While I mostly agree with the methodology employed in the white paper - disk to disk backups using DPM or something else, the use of CCR, etc,etc no real guidance or methodology is given in terms of best practice. Every IT shop I know runs mailboxes well over the 4GB mark, some in excess of 15GB. Since I'm not the customer paying for the hardware or deciding corporate email policies, it's a moot point to argue that mailboxes should be smaller, since every customer of mine wants to keep all of their mail all of the time. (I'm going to ignore Mail archiving here for a sec)
Where does this leave you - the administrator/owner/IT Pro - etc? If you're running large mailboxes, and large DB's you need to plan for backup and recovery first and foremost.
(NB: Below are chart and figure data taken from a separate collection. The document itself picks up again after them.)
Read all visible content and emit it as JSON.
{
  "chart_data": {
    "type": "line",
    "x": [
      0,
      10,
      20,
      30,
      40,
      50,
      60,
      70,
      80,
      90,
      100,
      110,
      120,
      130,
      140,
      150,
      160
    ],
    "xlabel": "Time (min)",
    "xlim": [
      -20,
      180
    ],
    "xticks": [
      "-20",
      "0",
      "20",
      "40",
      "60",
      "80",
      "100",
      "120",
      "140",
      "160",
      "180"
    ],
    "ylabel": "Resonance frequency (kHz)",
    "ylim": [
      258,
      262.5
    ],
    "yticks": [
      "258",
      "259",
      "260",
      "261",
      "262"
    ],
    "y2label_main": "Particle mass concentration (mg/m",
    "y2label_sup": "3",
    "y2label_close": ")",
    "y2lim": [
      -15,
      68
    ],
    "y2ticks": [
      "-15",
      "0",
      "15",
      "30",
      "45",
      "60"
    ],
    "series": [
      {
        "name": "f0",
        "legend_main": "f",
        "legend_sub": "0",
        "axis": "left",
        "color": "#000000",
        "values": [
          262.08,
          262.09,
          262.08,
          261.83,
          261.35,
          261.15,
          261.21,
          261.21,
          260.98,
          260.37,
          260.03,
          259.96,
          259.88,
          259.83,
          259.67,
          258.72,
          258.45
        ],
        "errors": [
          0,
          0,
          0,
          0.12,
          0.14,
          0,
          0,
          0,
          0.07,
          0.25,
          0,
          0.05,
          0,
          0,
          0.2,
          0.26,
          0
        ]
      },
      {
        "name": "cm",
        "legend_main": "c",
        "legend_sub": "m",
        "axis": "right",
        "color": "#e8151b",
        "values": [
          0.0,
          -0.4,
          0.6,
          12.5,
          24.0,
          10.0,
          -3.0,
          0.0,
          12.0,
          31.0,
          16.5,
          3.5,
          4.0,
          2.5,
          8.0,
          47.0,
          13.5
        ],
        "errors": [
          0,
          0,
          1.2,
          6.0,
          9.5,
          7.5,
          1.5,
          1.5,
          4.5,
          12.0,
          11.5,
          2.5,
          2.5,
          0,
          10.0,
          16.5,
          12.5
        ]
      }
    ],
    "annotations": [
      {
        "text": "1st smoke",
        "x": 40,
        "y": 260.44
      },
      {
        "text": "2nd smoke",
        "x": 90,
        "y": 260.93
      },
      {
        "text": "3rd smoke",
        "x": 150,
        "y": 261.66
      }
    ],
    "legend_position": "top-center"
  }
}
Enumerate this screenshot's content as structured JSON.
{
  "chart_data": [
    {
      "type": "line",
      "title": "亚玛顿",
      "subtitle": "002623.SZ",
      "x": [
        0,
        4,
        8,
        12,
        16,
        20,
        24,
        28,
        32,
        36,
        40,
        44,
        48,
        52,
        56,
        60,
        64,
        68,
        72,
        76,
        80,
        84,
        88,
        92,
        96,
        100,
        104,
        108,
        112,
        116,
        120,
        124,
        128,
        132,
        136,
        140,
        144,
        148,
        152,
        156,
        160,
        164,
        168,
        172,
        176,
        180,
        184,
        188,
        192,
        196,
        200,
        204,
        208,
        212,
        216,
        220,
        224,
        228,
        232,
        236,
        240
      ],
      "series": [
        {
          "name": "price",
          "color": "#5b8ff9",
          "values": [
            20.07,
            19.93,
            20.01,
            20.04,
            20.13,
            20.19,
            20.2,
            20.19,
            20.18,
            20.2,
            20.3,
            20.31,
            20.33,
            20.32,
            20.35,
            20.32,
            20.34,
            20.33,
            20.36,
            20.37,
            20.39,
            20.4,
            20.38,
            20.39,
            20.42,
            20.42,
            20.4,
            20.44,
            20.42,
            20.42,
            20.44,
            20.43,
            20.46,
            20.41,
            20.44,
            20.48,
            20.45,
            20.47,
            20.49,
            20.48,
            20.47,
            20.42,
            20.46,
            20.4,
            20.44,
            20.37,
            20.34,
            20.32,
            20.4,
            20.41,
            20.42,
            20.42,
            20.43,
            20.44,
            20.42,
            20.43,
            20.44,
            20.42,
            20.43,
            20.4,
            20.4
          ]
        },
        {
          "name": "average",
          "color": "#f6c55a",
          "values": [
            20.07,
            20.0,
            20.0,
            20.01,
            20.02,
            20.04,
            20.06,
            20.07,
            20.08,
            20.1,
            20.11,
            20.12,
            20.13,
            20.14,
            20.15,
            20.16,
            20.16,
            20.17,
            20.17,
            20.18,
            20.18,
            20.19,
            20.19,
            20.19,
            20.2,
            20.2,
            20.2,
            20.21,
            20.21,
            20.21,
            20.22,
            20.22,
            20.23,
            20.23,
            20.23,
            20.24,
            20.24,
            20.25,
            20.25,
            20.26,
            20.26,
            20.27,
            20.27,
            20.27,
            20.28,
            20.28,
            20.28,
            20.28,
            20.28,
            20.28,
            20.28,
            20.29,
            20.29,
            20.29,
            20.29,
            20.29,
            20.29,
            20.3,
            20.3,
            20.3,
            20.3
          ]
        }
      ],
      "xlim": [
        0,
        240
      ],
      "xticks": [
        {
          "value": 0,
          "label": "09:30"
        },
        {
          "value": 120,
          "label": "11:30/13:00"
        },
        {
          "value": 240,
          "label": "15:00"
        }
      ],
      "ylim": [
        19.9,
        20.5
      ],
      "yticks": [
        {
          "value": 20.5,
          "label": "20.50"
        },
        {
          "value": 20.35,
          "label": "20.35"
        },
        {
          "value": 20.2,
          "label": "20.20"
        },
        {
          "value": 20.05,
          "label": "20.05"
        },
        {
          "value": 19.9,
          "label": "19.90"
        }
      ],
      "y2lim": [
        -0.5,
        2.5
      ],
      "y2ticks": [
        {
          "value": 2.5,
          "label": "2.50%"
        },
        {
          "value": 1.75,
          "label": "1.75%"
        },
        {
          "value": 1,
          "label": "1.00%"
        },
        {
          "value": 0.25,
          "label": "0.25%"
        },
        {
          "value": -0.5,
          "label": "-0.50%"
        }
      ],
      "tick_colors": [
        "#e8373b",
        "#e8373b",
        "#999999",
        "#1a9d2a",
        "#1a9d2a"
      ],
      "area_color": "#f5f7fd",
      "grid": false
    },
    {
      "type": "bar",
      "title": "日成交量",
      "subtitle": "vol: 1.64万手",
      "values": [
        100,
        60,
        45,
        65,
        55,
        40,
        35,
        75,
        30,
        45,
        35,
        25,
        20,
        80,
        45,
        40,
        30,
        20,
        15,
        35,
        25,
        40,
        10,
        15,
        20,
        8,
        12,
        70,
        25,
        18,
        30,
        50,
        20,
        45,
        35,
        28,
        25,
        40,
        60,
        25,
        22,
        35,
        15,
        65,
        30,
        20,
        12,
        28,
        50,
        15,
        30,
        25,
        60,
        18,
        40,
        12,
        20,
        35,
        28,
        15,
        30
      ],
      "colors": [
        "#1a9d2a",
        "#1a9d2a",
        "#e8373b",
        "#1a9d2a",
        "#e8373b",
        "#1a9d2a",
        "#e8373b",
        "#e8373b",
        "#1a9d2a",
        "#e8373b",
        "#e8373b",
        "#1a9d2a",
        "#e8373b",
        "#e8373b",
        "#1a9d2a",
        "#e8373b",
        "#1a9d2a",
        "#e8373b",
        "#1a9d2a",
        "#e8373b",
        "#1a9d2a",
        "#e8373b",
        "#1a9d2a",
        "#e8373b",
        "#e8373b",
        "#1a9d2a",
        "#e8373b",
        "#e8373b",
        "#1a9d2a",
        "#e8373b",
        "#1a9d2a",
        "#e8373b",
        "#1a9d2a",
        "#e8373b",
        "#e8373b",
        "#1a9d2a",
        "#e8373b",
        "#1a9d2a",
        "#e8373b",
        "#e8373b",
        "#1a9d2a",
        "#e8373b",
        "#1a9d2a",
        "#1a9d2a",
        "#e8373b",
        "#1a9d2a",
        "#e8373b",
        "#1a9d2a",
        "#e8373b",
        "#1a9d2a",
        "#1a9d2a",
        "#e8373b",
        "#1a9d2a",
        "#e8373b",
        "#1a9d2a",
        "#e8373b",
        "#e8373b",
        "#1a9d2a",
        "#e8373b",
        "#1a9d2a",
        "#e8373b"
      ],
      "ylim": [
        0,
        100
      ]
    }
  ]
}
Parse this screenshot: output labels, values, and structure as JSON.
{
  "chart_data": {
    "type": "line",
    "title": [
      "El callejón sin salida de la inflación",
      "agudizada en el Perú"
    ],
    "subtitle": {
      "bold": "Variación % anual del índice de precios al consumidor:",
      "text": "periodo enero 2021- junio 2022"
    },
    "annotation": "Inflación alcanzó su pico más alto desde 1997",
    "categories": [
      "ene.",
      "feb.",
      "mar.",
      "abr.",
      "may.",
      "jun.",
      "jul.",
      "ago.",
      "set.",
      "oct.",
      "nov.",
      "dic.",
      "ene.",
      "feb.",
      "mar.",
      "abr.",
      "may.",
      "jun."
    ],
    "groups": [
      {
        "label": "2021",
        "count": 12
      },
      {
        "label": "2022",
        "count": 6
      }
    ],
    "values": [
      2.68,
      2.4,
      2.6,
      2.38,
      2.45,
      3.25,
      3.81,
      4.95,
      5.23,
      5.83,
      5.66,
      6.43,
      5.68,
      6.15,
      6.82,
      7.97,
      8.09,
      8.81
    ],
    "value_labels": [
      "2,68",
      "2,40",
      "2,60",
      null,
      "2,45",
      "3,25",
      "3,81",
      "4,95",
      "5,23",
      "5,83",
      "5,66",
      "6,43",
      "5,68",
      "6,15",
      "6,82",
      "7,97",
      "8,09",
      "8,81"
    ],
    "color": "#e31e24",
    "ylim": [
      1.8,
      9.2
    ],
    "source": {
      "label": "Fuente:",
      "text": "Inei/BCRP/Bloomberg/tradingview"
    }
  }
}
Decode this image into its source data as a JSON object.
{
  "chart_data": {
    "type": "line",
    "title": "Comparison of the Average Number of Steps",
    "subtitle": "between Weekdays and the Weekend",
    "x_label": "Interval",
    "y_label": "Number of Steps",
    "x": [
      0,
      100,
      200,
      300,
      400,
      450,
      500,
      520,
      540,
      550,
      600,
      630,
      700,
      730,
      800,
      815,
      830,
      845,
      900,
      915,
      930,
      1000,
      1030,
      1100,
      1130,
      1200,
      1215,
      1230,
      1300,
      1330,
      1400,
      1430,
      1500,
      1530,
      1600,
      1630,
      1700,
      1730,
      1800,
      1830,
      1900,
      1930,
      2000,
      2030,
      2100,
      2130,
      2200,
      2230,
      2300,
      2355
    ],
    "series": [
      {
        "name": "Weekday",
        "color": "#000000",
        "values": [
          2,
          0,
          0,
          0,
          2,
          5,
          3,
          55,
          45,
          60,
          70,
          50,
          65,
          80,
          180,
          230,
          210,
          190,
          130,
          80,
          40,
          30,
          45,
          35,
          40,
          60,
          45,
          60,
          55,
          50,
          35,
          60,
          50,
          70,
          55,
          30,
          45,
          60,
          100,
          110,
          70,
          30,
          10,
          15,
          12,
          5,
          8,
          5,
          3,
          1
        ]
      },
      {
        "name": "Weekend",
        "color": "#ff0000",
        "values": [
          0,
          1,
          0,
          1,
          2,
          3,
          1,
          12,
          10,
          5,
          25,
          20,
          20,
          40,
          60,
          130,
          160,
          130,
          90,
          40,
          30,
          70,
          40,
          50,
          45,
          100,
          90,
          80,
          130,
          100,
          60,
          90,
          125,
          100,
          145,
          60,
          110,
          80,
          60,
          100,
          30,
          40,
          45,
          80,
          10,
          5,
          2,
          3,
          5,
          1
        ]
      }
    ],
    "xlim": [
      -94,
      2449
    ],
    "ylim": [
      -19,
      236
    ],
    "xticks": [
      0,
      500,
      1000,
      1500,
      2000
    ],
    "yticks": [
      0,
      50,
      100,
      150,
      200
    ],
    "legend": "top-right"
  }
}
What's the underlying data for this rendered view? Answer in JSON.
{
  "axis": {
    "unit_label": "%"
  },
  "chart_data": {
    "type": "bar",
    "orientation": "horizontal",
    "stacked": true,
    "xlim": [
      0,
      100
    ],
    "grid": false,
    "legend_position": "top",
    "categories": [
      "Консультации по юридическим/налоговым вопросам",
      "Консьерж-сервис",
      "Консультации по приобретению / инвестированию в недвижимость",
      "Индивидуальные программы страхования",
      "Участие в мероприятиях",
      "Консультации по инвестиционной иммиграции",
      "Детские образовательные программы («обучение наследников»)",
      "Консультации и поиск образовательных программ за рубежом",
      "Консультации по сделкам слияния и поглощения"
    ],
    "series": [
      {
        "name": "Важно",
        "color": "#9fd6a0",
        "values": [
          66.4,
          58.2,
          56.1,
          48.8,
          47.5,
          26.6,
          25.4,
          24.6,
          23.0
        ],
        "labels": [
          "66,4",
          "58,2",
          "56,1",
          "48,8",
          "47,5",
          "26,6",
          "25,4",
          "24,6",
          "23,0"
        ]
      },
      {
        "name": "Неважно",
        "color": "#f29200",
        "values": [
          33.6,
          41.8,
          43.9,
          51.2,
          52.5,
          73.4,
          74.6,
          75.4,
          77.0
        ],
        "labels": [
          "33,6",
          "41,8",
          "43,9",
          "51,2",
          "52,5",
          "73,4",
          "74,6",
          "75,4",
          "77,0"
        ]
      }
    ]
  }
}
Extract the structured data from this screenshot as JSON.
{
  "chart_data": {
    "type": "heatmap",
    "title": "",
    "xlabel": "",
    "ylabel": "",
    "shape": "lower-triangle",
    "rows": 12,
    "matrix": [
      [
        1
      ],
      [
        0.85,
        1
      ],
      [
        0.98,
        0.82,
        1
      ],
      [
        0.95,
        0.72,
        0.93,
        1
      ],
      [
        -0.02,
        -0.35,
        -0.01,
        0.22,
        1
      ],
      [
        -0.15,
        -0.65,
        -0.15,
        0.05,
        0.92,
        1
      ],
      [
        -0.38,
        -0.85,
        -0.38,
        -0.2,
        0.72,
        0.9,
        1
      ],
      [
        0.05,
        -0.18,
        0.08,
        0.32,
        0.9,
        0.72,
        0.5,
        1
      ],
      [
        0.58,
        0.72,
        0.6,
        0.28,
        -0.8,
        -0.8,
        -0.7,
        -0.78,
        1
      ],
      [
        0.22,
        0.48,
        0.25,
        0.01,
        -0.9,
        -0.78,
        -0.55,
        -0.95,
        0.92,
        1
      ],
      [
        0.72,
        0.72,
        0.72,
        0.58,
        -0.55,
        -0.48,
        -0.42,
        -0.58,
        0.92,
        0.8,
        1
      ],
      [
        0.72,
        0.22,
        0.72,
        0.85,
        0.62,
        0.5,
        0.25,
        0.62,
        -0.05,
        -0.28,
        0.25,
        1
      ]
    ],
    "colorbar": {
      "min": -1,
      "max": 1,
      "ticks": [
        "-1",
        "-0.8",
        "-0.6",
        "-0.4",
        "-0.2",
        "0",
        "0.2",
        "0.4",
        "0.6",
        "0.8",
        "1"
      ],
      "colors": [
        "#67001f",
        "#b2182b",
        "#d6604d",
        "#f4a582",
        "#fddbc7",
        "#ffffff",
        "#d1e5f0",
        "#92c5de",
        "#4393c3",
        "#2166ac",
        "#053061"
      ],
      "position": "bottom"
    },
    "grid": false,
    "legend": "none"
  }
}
D2D backup becomes a no brainer, and so does some level of replication. DPM is nice here since it Microsoft Backup backing Microsoft Exchange. However, if you're a small shop on a tight budget and worry about restore times, your options are much broader than they were with previous versions of Exchange. No matter your size, planning and testing is going to find the best fit. If you're a small shop, you may want to look at the DPM appliances produced by a number of vendors.
Assuming you're a small shop and you backup up onto tape, then 1/7th incremental backups will buy you a lot, however once your incremental backup times start approaching the length of your backup windows, then the business needs to invest in some kind of disk to disk to tape solution or face a potential disaster.
In conclusion
If you're about to upgrade or move to Exchange 2007 SP1 and have budget for redundancy, then large mailboxes are a real option, as long as you've tried and tested each feature you're about to deploy before you make a promise sign off that SLA to the business. With OST's still in the mix for mobile and/or remote or WAN based users, managing mailbox sizes isn't going to go away in a hurry. Exchange 2007 SP1 with clustering and D2D backup allow for large databases and good recovery times, however, when how does the cost of keeping all the the mail available outweigh the benefit of keeping it available? If you're the IT guy, that thankfully is a question the business needs to answer. If You're the business owner and the IT guy - you have a headache.